Liegt eine rechtswirksame Vereinbarung über die unterhaltsrechtlichen Beziehungen nicht vor, normiert § 69a Abs 2 EheG, dass der Anspruch auf Unterhalt nach „Billigkeit" in einem im Gesetz näher ausformulierten Umfang besteht. Insoweit bildet der hier zu beurteilende Vergleich nach seinem klaren Wortlaut keinen geeigneten Titel: Wie die Vorinstanzen zutreffend erkannt haben, sind auch gerichtliche Vergleiche nach den §§ 914 ff ABGB auszulegen (RIS-Justiz RS0017805).

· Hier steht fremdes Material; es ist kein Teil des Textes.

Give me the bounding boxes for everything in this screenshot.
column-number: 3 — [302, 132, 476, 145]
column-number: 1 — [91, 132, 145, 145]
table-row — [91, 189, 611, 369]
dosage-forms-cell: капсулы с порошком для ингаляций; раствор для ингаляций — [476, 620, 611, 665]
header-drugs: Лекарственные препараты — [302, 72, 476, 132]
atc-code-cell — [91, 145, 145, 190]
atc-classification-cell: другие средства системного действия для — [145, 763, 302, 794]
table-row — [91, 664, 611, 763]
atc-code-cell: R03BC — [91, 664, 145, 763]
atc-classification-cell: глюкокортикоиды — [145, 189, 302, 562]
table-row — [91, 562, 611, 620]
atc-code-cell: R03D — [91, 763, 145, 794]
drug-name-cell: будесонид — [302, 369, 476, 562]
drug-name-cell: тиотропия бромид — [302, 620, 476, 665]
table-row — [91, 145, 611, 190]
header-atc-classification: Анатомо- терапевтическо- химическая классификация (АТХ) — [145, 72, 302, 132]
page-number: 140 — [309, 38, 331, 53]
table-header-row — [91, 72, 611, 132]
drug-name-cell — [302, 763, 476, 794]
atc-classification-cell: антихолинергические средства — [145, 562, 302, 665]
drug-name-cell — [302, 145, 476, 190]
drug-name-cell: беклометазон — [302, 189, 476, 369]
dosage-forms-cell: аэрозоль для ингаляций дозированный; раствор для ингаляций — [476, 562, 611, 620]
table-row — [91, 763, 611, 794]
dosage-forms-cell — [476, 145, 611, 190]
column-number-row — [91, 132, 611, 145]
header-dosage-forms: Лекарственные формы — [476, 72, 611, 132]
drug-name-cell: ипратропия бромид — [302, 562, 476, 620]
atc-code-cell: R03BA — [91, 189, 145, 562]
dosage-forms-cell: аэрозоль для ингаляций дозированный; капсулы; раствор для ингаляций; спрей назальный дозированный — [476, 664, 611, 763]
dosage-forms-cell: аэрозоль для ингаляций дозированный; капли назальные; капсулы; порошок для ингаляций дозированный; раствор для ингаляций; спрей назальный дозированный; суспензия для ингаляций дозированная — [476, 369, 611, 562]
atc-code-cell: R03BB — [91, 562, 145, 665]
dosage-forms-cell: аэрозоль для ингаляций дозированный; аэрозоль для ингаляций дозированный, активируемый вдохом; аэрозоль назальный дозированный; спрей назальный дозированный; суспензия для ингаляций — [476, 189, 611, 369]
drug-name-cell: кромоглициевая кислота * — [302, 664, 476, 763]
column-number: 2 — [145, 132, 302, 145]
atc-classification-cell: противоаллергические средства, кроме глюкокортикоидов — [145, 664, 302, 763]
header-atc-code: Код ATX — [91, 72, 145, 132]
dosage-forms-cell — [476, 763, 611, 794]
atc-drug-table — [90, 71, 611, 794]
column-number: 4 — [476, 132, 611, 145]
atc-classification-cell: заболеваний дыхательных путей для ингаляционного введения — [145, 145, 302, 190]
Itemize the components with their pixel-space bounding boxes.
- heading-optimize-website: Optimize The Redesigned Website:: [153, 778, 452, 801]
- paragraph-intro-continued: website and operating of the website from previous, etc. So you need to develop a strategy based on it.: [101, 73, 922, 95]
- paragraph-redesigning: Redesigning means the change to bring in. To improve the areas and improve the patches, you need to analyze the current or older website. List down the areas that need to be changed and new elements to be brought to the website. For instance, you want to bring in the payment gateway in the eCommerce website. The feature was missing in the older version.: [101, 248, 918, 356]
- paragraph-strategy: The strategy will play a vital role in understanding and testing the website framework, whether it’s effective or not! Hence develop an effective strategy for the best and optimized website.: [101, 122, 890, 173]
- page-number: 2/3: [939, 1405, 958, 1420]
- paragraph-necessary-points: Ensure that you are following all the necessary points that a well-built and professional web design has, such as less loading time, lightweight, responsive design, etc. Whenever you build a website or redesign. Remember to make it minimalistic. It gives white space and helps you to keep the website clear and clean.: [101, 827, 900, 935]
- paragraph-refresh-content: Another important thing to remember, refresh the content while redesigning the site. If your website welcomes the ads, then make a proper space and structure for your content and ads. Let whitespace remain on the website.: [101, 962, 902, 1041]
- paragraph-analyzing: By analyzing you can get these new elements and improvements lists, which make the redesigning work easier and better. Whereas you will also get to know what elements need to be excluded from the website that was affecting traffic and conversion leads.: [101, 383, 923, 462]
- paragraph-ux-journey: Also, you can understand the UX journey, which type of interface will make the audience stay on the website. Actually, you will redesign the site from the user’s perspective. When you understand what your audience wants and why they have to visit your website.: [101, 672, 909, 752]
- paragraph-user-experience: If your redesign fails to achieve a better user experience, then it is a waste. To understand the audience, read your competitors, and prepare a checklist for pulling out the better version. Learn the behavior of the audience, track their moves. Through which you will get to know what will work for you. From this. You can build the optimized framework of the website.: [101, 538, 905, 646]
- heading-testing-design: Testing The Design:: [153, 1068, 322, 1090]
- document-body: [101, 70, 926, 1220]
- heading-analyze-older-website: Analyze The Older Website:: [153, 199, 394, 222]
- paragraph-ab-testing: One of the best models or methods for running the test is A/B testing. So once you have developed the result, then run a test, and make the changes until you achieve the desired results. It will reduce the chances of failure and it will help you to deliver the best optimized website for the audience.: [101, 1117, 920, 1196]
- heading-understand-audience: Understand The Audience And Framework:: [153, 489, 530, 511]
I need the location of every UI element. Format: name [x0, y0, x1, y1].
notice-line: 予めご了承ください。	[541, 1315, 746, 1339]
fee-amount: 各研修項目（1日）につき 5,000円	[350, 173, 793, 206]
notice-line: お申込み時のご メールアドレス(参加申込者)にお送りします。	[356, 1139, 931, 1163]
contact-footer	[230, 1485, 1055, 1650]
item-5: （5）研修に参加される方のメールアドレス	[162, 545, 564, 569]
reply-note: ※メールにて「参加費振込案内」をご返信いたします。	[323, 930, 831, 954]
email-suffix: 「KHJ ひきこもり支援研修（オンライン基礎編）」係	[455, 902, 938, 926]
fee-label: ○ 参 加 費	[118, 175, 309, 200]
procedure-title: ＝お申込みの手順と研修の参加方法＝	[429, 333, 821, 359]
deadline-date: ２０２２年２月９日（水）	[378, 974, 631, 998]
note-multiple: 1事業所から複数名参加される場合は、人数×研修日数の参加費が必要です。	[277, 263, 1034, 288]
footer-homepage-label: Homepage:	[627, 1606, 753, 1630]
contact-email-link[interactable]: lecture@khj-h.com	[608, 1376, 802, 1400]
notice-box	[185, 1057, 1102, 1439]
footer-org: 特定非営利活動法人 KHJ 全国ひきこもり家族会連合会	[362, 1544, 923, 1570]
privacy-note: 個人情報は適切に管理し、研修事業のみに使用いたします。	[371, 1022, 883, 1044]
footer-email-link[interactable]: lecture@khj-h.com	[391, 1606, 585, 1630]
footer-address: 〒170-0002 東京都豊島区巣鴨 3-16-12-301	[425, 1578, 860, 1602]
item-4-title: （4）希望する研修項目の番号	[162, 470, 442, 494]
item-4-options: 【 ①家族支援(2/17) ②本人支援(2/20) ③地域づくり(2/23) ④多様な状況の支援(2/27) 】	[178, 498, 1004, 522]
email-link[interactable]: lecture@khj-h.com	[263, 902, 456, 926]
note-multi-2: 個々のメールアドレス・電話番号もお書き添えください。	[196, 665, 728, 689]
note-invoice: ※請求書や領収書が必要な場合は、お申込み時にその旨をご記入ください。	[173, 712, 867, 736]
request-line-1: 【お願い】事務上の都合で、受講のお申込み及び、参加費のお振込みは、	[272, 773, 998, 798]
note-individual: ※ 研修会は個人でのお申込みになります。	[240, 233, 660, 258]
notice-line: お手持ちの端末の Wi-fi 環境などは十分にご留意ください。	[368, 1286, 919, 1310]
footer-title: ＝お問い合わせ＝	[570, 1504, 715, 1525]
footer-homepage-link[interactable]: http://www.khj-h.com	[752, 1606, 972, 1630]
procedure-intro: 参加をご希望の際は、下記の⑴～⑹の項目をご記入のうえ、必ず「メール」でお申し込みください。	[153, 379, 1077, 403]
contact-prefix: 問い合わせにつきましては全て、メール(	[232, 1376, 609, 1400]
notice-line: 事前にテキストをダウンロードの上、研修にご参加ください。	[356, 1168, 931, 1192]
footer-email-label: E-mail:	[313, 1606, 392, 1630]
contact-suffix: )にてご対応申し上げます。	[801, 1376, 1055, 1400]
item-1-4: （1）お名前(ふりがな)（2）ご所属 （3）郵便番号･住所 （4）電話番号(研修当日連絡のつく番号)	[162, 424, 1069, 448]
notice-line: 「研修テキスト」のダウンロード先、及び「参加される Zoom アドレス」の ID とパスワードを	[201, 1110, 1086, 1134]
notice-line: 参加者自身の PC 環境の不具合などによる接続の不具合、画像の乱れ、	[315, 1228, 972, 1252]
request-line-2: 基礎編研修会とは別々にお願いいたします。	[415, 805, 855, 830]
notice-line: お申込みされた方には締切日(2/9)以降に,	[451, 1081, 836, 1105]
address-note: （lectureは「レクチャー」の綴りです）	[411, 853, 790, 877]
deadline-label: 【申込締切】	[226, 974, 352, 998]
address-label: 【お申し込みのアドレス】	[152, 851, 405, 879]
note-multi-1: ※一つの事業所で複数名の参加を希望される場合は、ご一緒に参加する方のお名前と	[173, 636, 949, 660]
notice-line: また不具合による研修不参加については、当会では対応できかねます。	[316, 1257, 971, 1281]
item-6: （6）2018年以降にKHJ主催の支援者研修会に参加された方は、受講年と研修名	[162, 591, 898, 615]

Für die Beurteilung „der Absicht" der Parteien kommt es auf den Zweck der Regelung, den beide Teile redlicherweise objektiv unterstellen mussten, an (vgl OGH 3 Ob 125/05m; RIS-Justiz RS0017915 ua). Danach ist davon auszugehen, dass die Vertragsparteien jedenfalls nur für den Zeitraum der Erteilung des Hausunterrichts für den gemeinsamen Sohn und der dadurch bedingten Einkommenslosigkeit der Beklagten deren vertraglichen Unterhaltsanspruch festlegen wollten. Für die Folgezeit besteht eine weitergehende Vereinbarung nicht, sodass eine Parteienabsicht unterstellt werden kann, dass sich die Beklagte wieder zu bemühen habe, einen Arbeitsplatz zu erlangen. Letzteres kann aber dahingestellt bleiben, weil ein allenfalls aus § 69a Abs 2 EheG ableitbarer Unterhaltsanspruch nach Billigkeit jedenfalls nichts daran ändert, dass der auf der vergleichsweisen Einigung beruhende Unterhaltsanspruch mit Wegfall der dort zu Grunde gelegten Voraussetzungen des Hausunterrichts und der dadurch bedingten Einkommenslosigkeit endet.
§ 69a EheG trägt dem Umstand Rechnung, dass nach einer einvernehmlichen Scheidung gemäß § 55a EheG grundsätzlich kein gesetzlicher Unterhaltsanspruch zwischen den geschiedenen Gatten besteht (RIS-Justiz RS0109251). Die Anordnung des § 69a Abs 1 EheG stellt den vergleichsweise vereinbarten Unterhalt in den Rechtsfolgen nur in einigen Bereichen dem gesetzlichen Unterhalt gleich, bewirkt aber nicht, dass es den Parteien genommen wäre, die Grundlagen und Grenzen der Wirksamkeit der vergleichsweisen Regelung festzulegen. Ob der Beklagten ein Unterhaltsanspruch gemäß § 69a Abs 2 EheG zusteht, kann in einem auf Erlöschen eines Titels gemäß § 69a Abs 1 EheG gerichteten Verfahren nicht geprüft werden, weil - wie bereits dargestellt - der abgeschlossene Vergleich keinen Titel für einen auf anderer Rechtsgrundlage möglicherweise bestehenden Unterhaltsanspruch bilden kann.
Der Oberste Gerichtshof kann gemäß § 519 Abs 2 letzter Satz ZPO über einen Rekurs gegen einen Beschluss des Berufungsgerichts gemäß § 519 Abs 1 Z 2 ZPO durch Urteil in der Sache selbst erkennen, wenn die Sache zur Entscheidung reif ist. Dies ist hier aus den aufgezeigten Gründen der Fall. Es ist daher dem Rekurs des Klägers Folge zu geben und in der Sache selbst im Sinne der Wiederherstellung des klagsstattgebenden erstgerichtlichen Urteils zu erkennen. Die Kostenentscheidung gründet sich auf §§ 50, 41 ZPO.